# Dataset

California Housing
- Data is different from Chapter 2 which has categorical features and has missing values. This is already cleaned in that sense for our purpose of focusing on the technical aspects of building a regression mlp using Sequential API. 

In [1]:
from sklearn.datasets import fetch_california_housing
from sklearn.model_selection import train_test_split
from sklearn.preprocessing import StandardScaler

import tensorflow as tf
from tensorflow import keras

# Loading the dataset

In [2]:
housing = fetch_california_housing()

Downloading Cal. housing from https://ndownloader.figshare.com/files/5976036 to /root/scikit_learn_data


In [3]:
X_train_full, X_test, y_train_full, y_test = train_test_split(housing.data, housing.target)

# Preprocessing the dataset

In [4]:
X_train, X_valid, y_train, y_valid = train_test_split(X_train_full, y_train_full)

In [5]:
scaler = StandardScaler()
X_train = scaler.fit_transform(X_train)
X_valid = scaler.transform(X_valid)
X_test = scaler.transform(X_test)

**Remark:** Main differences between building a regression MLP and building a classification MLP
* the output layer has a single neuron and has no activation function
* loss function is MAE

# Creating the model using the Sequential API

In [6]:
model = keras.models.Sequential([
  keras.layers.Dense(30, activation="relu", input_shape=X_train.shape[1:]),
  keras.layers.Dense(1)                               
])

# Compiling the model

In [7]:
model.compile(loss="mean_squared_error", optimizer="sgd")
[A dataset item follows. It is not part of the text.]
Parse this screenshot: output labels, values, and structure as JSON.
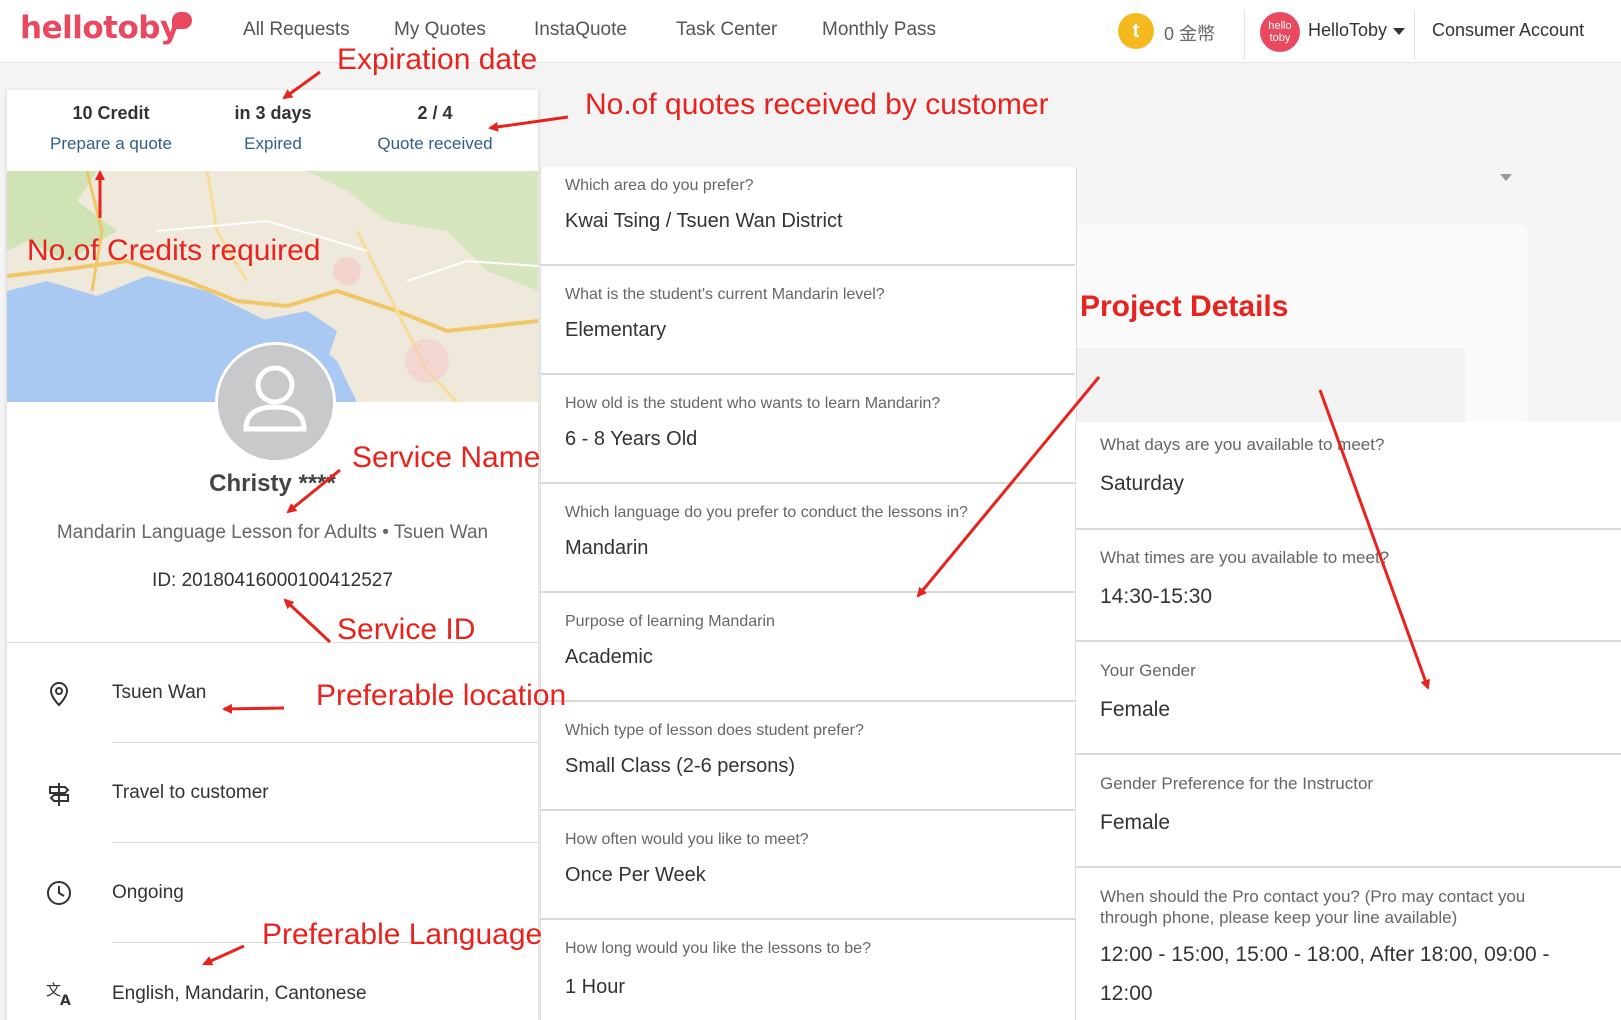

# Training and evaluating the model

In [8]:
history = model.fit(X_train, y_train, epochs=20, validation_data=(X_valid, y_valid))

Epoch 1/20
Epoch 2/20
Epoch 3/20
Epoch 4/20
Epoch 5/20
Epoch 6/20
Epoch 7/20
Epoch 8/20
Epoch 9/20
Epoch 10/20
Epoch 11/20
Epoch 12/20
Epoch 13/20
Epoch 14/20
Epoch 15/20
Epoch 16/20
Epoch 17/20
Epoch 18/20
Epoch 19/20
Epoch 20/20


# Evaluating the model

In [9]:
mse_test = model.evaluate(X_test, y_test)



# Making Predictions

In [11]:
X_new = X_test[:3]
y_pred = model.predict(X_new)
y_pred

array([[3.26354  ],
       [1.3323394],
       [1.8759527]], dtype=float32)